Die Auster 'Saccostrea cucullata' bildet kleine Riffstrukturen im Gezeitenbereich des nördlichen Roten Meeres und kommt heute auch an der Südküste der Türkei vor
Die Auster "Saccostrea cucullata" bildet kleine Riffstrukturen im Gezeitenbereich des nördlichen Roten Meeres und kommt heute auch an der Südküste der Türkei vor
© Martin Zuschin

Biologische Invasionen gehören zu den größten Bedrohungen moderner Ökosysteme. Eine Schlüsselrolle kommt hier dem Mittelmeer zu. Rafal Nawrot und Martin Zuschin vom Institut für Paläontologie der Universität Wien erforschen die Migration von Muscheln vom Roten Meer über den Suezkanal und fanden heraus, welche Faktoren und ökologischen Eigenschaften notwendig sind, um sich erfolgreich im Mittelmeer anzusiedeln.

Sehr häufig ist die Einwanderung tropischer Faunen- oder Florenelemente in gemäßigte Klimazonen, die durch die rasant voranschreitende Klimaerwärmung gefördert wird.

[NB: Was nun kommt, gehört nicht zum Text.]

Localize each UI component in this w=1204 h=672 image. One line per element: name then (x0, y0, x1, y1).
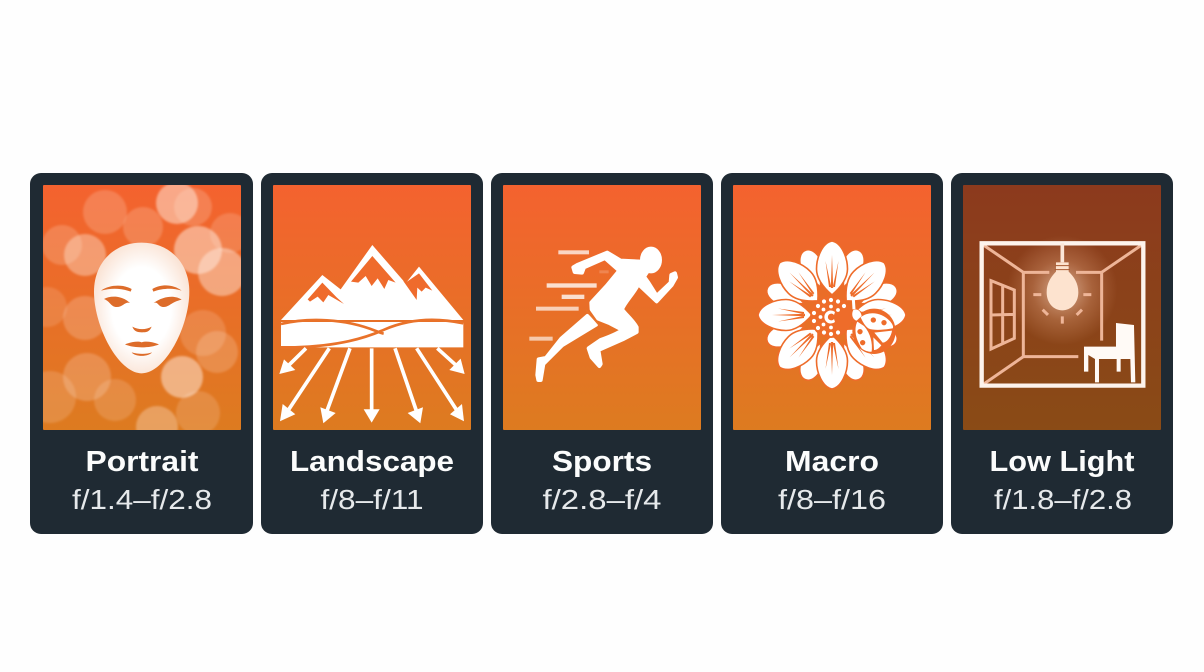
bokeh lights (43, 185, 241, 430)
icon: mountains with deep focus arrows (279, 245, 465, 423)
card: Low Light (951, 173, 1173, 534)
title: Landscape: Landscape (290, 446, 454, 478)
card: Macro (721, 173, 943, 534)
card: Sports (491, 173, 713, 534)
icon: sprinter (529, 249, 676, 380)
aperture: Low Light: f/1.8–f/2.8 (994, 484, 1132, 515)
image panel: macro background (733, 185, 931, 430)
title: Portrait: Portrait (86, 446, 199, 478)
title: Macro: Macro (785, 446, 879, 478)
title: Sports: Sports (552, 446, 652, 478)
bulb glow (1007, 235, 1117, 345)
aperture: Portrait: f/1.4–f/2.8 (72, 484, 212, 515)
ladybug (850, 299, 896, 354)
image panel: landscape background (273, 185, 471, 430)
motion streaks (529, 250, 609, 341)
image panel: portrait background (43, 185, 241, 430)
image panel: sports background (503, 185, 701, 430)
flower centre (810, 296, 852, 338)
card: Portrait (24, 173, 253, 534)
card: Landscape (261, 173, 483, 534)
aperture: Macro: f/8–f/16 (778, 484, 886, 515)
title: Low Light: Low Light (990, 446, 1135, 478)
image panel: low light background (963, 185, 1161, 430)
light bulb (1047, 262, 1078, 310)
aperture: Sports: f/2.8–f/4 (542, 484, 662, 515)
icon: flower with ladybug (758, 241, 906, 389)
aperture: Landscape: f/8–f/11 (320, 484, 424, 515)
icon: face (94, 243, 189, 373)
icon: dim room with bulb (982, 235, 1143, 386)
chair (1084, 323, 1135, 382)
petals (758, 241, 906, 389)
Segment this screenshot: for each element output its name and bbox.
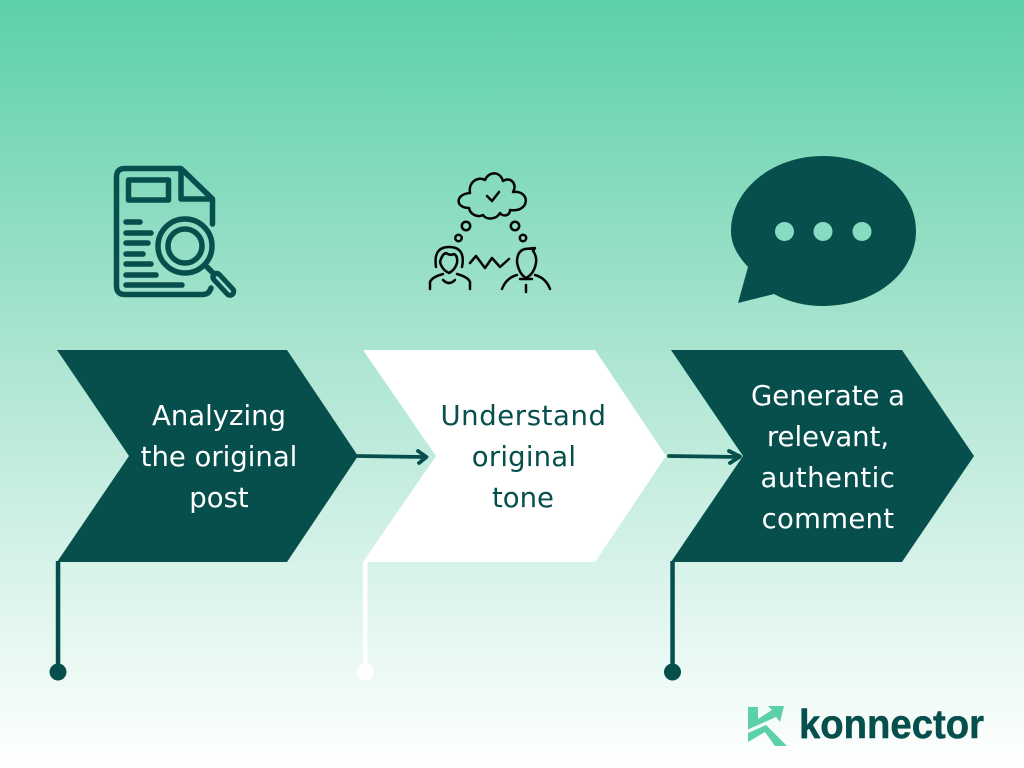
connector: step 1 pin: [50, 561, 66, 680]
chevron: step 2: [363, 350, 666, 562]
chevron: step 1: the original: [141, 441, 297, 473]
chevron: step 3: Generate a: [751, 380, 905, 412]
arrow: step 2 to step 3: [669, 451, 740, 463]
logo: konnector: konnector: [799, 701, 984, 747]
chevron: step 1: [57, 350, 358, 562]
chevron: step 1: Analyzing: [152, 400, 286, 432]
logo mark: [748, 706, 787, 746]
chevron: step 2: original: [472, 441, 576, 473]
icon: two people sharing a thought: [430, 173, 550, 292]
chevron: step 1: post: [189, 482, 249, 514]
chevron: step 3: authentic: [761, 462, 895, 494]
chevron: step 2: Understand: [440, 400, 607, 432]
chevron: step 3: comment: [762, 503, 894, 535]
chevron: step 3: relevant,: [767, 421, 889, 453]
connector: step 2 pin: [357, 561, 374, 680]
arrow: step 1 to step 2: [358, 451, 426, 463]
chevron: step 3: [671, 350, 974, 562]
icon: speech bubble: [731, 156, 916, 306]
icon: document with magnifying glass: [116, 168, 230, 294]
connector: step 3 pin: [664, 561, 681, 680]
chevron: step 2: tone: [492, 482, 554, 514]
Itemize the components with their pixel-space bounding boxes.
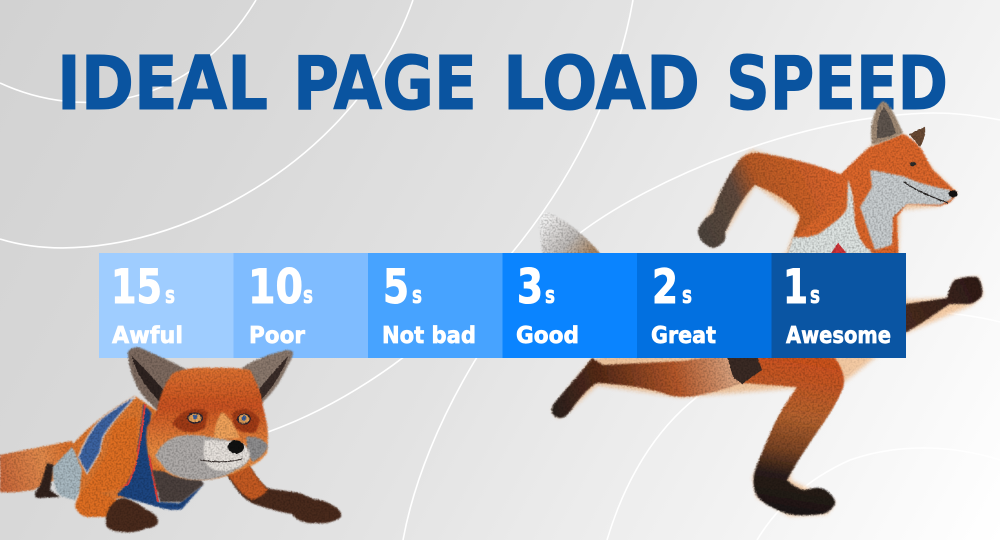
singlet piping [118, 404, 158, 502]
front paw [106, 498, 158, 532]
small ear [909, 127, 925, 147]
grey face [860, 170, 952, 250]
body [72, 396, 170, 505]
right inner ear [255, 356, 288, 399]
tail [0, 441, 85, 492]
front singlet [117, 404, 204, 510]
10 seconds poor [234, 253, 368, 358]
illustration: running fox [540, 101, 983, 516]
blue back singlet [78, 396, 136, 474]
10 seconds poor: s [303, 281, 313, 309]
right arm orange [228, 458, 268, 500]
2 seconds great [637, 253, 772, 358]
front arm [698, 153, 850, 256]
title: SPEED [726, 41, 948, 127]
right eye [237, 414, 251, 424]
15 seconds awful: Awful [112, 323, 183, 349]
big ear [871, 101, 903, 145]
title: IDEAL [57, 41, 268, 127]
dark brow right [232, 409, 260, 433]
head and neck [840, 134, 957, 256]
15 seconds awful [99, 253, 234, 358]
left eye [187, 412, 203, 424]
dark brow left [172, 409, 208, 432]
shorts [53, 447, 92, 500]
muzzle [155, 435, 250, 480]
speed scale band [99, 253, 906, 358]
red chevron [829, 243, 849, 256]
3 seconds good: 3 [517, 260, 543, 315]
left inner ear [132, 356, 170, 402]
3 seconds good [502, 253, 637, 358]
1 second awesome: Awesome [786, 323, 891, 349]
chest [152, 470, 204, 502]
white singlet [786, 180, 874, 258]
10 seconds poor: 10 [248, 260, 303, 315]
rear arm [900, 277, 982, 335]
1 second awesome: s [810, 281, 820, 309]
title: LOAD [503, 41, 700, 127]
eye [910, 162, 916, 166]
5 seconds not bad: 5 [383, 260, 409, 315]
tail [540, 212, 604, 258]
2 seconds great: Great [651, 323, 716, 349]
15 seconds awful: s [165, 281, 175, 309]
title: PAGE [293, 41, 477, 127]
head [146, 368, 268, 480]
nose [949, 190, 957, 198]
5 seconds not bad: Not bad [382, 323, 476, 349]
right arm [227, 458, 341, 523]
mouth [200, 459, 242, 462]
inner ear [877, 107, 896, 138]
left ear [128, 347, 187, 410]
3 seconds good: Good [516, 323, 579, 349]
1 second awesome: 1 [783, 260, 808, 315]
5 seconds not bad [368, 253, 502, 358]
right ear [238, 350, 293, 405]
mouth line [904, 182, 948, 203]
front leg [742, 350, 844, 515]
illustration: lying fox [0, 347, 341, 532]
10 seconds poor: Poor [249, 323, 306, 349]
shorts [727, 356, 762, 384]
2 seconds great: 2 [652, 260, 678, 315]
nose [228, 440, 244, 454]
3 seconds good: s [545, 281, 555, 309]
hind paw [35, 463, 60, 498]
5 seconds not bad: s [412, 281, 422, 309]
front leg [75, 417, 137, 517]
right cheek [246, 437, 268, 462]
15 seconds awful: 15 [111, 260, 162, 315]
title [57, 41, 948, 127]
rear leg [552, 352, 760, 418]
1 second awesome [772, 253, 906, 358]
2 seconds great: s [682, 281, 692, 309]
white muzzle [204, 440, 250, 471]
torso [790, 190, 898, 256]
snout [214, 412, 240, 440]
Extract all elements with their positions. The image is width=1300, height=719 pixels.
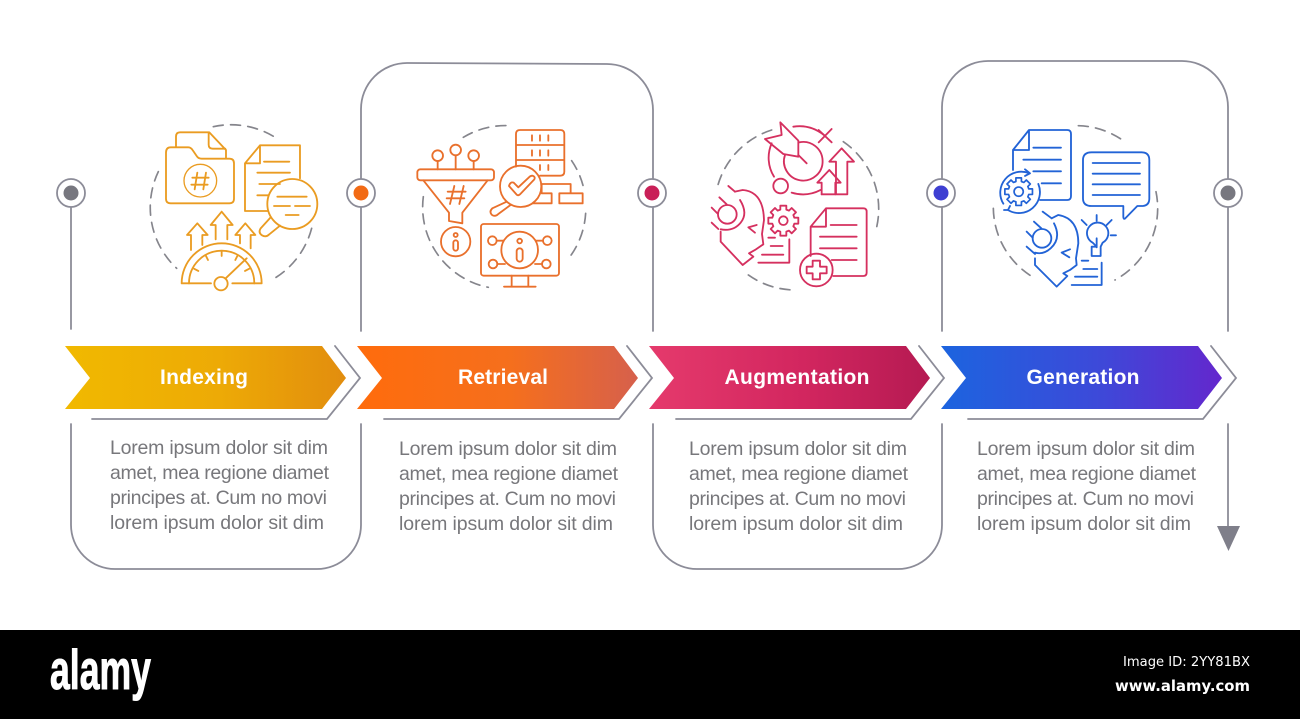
icon: generation	[993, 126, 1158, 287]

Eine Schlüsselrolle spielt dabei das europäische Mittelmeer. Die Eröffnung des Suezkanals im Jahre 1869 löste eine Einwanderungswelle ungeahnten Ausmaßes von Arten aus dem Roten Meer und dem Indopazifik aus und machte das Mittelmeer zum am stärksten von Einwanderung betroffenen Meer weltweit.

Dieser noch immer voranschreitende Prozess wird als Lessepssche Migration bezeichnet und ist in vielerlei Hinsicht ähnlich den großen Invasionen in fossilen Ökosystemen. Dort führen paläogeographische Veränderungen, wie etwa die Öffnung neuer Meeresverbindungen zwischen zuvor getrennten Meeresbecken, immer wieder zu großen Änderungen in der Fauna.